The Slanted Door is a modern Vietnamese cuisine restaurant, and as such this is not really the book for teaching yourself the most authentic and most obscure Vietnamese dishes. But surprisingly (in the most delightful way) this isa great cookbook for the home cook. Truly. I worried that I would love the book in a coffee table kind of way but find nothing I wanted to spend my time and energy on making. Turned out to be a laughable concern because not only did I find multiple dishes I want to and would make (Ginger Beef Vermicelli Braised Ginger Chicken Seared Scallops in Vietnamese Beurre Blanc Spicy Lemongrass Soup Braised Oxtail Stew Vietnamese Chicken Salad) but the dish I chose? Unbelievably easy!
I have tried to make Vietnamese caramel sauce once previously. Always in the past, it has been presented as a true caramel, made by boiling granulated sugar until it reaches bitter but has not approached burnt. Obviously this is tricky, albeit not horribly complicated. It should not be sweet, or rather it is a little sweet, but nothing you would mistake for dessert.
Charles Phan’s caramel sauce takes a radically different approach. If I have any criticism of his book it is that I wish he had addressed this difference. It is made with palm sugar–which made me wonder. Does the more well known method take the more complicated route because it assumes you do not have access to palm sugar (here in the West)? Or did Phan somehow discover that simply melting palm sugar would create a delightful and very dark reddish brown sauce, much as though you had spent long moments carefully caramelizing granulated sugar?
Whatever the case, you will not catch me ever bothering with a candy thermometer for Vietnamese caramel sauce again. Trust me–this process works, and is quick and easy and addictive. If I had used bite sized pieces of chicken (which Phan does list as an option) I would have had dinner on the table in about 35 minutes.
Because all things coconut have become trendy in the health conscious world, I do want to pause here and emphasize to use Asian palm sugar. This is not the same thing as coconut palm sugar.
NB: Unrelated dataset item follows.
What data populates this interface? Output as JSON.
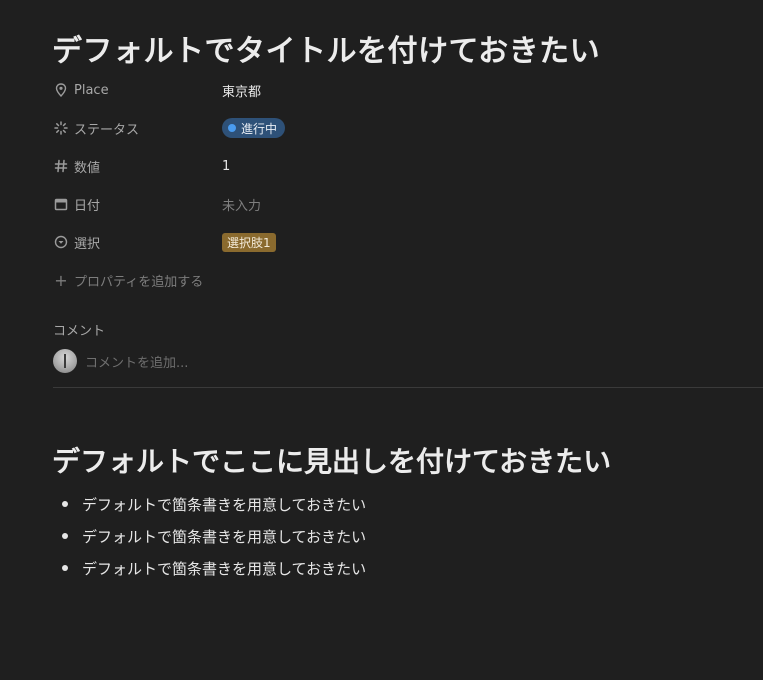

So you guys know that I loved the method for making the sauce, but how about the dish? Phan describes how a more complex sauce is created with bone in chicken, but says that at the restaurant they make it with cut up chicken pieces because it sold better. Well me being me, that meant I had to try it with bone in chicken thighs and some whole breasts–if you want to make it with pieces, just skip the browning and extra water and simmer for a much shorter time. Second, once again me being me, I chose to add mushrooms. Just because. I have yet to find the dish that is not improved with mushrooms.
And how did it go over? Well we ate so much that there was not enough for a second night. And when Alex discovered this, she rather melodramatically announced (as only a pre-teen <holy wow I cannot believe I just wrote that> can) “WHAT. I can’t believe you did not make enough for leftovers when that is only my SECOND FAVORITE DISH EVER. ”
Which she had never eaten previous to the night before!
Sammy expressed some outrage too. Which means we have a big time family-wide winner.